The stakes are high given the $8 billion that Netflix is expected to spend on content this year.
But the stakes might be even higher for Facebook. The social network, which has been in the international spotlight over misuse of its platform by outside companies and groups, says it uses a combination of automated and manual systems to identify fraudulent and suspicious activity.
Facebook, which held a similar event of its own in April, was among the companies that presented during the gathering at Microsoft this week. Facebook recently announced that it used new machine learning practices to detect more than 500,000 accounts tied to financial scams.
During his keynote, Microsoft’s Russinovich talked in detail about Windows PowerShell, the command-line program that is a popular tool for attackers in part because it’s built into the system.

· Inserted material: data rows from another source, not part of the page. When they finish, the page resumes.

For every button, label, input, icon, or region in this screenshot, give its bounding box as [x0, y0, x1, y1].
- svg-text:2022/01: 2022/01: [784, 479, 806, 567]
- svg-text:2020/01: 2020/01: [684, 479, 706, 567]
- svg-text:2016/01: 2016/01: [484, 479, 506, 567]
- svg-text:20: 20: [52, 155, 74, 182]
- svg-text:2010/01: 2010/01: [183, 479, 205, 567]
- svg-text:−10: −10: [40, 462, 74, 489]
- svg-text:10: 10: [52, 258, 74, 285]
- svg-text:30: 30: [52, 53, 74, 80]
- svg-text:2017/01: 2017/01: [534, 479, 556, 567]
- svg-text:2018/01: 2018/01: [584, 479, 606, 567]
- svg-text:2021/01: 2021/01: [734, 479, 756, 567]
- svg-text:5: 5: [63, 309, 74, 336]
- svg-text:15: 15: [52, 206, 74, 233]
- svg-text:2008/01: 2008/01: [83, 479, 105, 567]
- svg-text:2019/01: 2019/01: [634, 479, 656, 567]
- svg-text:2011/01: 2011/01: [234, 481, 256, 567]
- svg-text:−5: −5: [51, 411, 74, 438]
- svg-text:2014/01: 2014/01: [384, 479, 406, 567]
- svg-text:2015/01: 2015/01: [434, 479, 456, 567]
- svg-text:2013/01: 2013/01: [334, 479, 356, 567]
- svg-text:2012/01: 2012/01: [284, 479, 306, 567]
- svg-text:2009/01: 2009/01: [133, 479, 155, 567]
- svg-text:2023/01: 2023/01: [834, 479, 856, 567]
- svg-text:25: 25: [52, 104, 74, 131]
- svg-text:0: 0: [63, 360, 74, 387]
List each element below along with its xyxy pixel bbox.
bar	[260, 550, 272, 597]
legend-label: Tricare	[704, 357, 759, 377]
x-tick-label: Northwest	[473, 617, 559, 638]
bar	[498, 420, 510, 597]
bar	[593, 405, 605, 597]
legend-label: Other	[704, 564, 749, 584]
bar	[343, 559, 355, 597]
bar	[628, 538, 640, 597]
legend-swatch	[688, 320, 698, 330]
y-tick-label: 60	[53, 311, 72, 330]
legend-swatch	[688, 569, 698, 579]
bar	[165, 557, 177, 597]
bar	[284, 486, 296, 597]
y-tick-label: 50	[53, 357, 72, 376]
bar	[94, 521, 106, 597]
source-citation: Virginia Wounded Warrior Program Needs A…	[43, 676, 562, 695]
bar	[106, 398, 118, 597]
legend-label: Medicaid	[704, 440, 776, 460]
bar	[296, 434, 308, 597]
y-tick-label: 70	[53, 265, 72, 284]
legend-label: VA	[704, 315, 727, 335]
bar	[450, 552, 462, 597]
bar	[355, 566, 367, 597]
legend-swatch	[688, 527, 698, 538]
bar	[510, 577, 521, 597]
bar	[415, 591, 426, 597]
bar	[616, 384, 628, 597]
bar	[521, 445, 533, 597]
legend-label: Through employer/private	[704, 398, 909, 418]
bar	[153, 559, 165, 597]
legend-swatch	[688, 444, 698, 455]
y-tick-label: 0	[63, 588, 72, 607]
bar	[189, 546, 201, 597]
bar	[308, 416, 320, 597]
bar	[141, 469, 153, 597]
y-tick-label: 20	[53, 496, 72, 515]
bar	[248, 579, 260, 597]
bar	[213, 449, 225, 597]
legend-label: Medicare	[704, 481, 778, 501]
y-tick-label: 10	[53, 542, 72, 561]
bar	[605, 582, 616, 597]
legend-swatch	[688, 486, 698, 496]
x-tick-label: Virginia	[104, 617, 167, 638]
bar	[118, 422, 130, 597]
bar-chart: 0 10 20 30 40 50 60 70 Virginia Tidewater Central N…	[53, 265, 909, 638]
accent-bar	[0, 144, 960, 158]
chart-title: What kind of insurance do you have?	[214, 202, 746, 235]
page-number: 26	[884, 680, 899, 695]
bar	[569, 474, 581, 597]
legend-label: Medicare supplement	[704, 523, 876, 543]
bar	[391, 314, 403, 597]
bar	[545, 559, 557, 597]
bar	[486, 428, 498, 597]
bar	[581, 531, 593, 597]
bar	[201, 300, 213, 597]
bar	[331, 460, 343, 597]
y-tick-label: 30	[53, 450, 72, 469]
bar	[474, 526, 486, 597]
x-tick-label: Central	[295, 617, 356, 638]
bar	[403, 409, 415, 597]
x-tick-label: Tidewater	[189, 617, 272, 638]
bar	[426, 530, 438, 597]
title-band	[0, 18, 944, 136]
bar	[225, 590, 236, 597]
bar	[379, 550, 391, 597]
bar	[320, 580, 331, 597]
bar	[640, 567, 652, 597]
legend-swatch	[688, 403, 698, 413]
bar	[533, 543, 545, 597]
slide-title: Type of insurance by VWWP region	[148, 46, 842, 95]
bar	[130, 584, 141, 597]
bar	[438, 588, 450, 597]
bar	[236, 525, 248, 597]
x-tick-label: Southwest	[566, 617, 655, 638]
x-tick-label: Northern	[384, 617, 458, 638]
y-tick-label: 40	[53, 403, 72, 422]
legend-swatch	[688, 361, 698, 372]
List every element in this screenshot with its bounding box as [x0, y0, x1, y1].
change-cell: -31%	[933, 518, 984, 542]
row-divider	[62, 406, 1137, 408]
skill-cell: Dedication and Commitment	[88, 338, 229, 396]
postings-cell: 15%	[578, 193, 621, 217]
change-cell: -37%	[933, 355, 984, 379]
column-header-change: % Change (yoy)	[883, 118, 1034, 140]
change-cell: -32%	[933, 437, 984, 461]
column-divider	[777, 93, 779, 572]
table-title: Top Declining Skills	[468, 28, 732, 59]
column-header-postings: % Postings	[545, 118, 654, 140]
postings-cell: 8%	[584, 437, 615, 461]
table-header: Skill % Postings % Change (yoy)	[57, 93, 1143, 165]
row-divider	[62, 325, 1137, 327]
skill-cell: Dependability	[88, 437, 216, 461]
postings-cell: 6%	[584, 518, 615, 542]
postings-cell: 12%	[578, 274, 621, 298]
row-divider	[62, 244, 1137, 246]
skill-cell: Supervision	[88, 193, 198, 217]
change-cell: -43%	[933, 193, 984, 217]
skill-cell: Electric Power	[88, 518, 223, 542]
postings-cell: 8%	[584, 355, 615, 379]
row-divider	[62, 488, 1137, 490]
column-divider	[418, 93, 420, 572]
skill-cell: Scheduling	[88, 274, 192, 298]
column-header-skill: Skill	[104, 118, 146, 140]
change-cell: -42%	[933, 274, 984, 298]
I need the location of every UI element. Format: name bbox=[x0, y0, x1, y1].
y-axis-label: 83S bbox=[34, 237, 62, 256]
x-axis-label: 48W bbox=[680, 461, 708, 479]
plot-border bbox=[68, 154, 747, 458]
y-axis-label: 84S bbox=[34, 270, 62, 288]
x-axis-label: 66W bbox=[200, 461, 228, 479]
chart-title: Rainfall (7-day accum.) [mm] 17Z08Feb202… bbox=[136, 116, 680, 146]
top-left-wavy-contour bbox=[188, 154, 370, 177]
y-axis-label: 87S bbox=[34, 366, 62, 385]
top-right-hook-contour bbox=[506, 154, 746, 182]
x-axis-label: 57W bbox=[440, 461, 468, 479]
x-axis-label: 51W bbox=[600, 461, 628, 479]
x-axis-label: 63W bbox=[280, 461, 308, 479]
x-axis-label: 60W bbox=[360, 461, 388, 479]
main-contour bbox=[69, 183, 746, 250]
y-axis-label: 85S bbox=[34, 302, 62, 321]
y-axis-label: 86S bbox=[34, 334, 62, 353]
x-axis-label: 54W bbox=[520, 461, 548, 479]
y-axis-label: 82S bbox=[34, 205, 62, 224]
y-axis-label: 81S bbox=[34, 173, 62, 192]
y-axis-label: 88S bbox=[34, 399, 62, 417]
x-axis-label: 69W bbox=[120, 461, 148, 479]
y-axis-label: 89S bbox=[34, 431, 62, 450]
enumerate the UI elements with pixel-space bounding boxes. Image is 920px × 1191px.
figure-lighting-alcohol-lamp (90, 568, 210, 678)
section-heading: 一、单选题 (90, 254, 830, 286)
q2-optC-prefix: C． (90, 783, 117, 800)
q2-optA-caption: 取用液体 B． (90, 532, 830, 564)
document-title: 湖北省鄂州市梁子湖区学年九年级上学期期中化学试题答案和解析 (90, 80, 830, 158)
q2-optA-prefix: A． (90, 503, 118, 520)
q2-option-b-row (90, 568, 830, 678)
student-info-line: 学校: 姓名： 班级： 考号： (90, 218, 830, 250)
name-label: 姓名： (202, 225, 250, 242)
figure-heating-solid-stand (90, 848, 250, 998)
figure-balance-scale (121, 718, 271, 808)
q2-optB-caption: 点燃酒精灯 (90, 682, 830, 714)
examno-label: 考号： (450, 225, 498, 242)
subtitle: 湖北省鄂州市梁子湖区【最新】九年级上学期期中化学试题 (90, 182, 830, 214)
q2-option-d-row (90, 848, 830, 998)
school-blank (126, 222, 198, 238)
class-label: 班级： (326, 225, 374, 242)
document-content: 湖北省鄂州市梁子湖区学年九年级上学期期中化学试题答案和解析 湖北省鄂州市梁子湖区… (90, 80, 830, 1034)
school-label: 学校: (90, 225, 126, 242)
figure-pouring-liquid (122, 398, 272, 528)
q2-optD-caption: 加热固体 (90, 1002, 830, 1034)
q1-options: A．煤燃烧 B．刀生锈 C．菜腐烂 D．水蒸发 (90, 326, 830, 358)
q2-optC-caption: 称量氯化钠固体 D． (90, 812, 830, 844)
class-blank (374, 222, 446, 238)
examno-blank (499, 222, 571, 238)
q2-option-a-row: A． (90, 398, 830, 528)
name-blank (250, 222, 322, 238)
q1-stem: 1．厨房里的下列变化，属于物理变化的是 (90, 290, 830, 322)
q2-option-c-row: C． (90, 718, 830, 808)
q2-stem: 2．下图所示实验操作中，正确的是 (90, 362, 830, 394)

Microsoft’s Windows Defender Advanced Threat Protection is designed to detect suspicious command lines, and Microsoft was previously using a traditional model that was trained to recognize potentially malicious sequences of characters.
“That only got us so far,” Russinovich said in an interview.
After brainstorming ways to solve the problem, the company’s security defense researchers figured out how to apply deep neural networks, more commonly used in vision-based object detection, for use in PowerShell malicious script detection, as well. They essentially came up with a way to encode command lines to make them look like images to the machine learning model, Russinovich explained. The result surpassed the traditional technique “by a significant amount,” he said.
At the closing panel discussion, David Seidman, Google security engineering manager, summed up the stated philosophy of the event. “We are not trying to compete on the basis of our corporate security,” Seidman said. “Google is not trying to get ahead of Microsoft in the cloud because Microsoft got compromised. That’s the last thing we want to see.”
“We are fighting common enemies,” Seidman added. “The same attackers are coming after all of us, and an incident at one company is going to affect that customer’s trust in all the cloud companies they do business with. So we have very much aligned interests here.”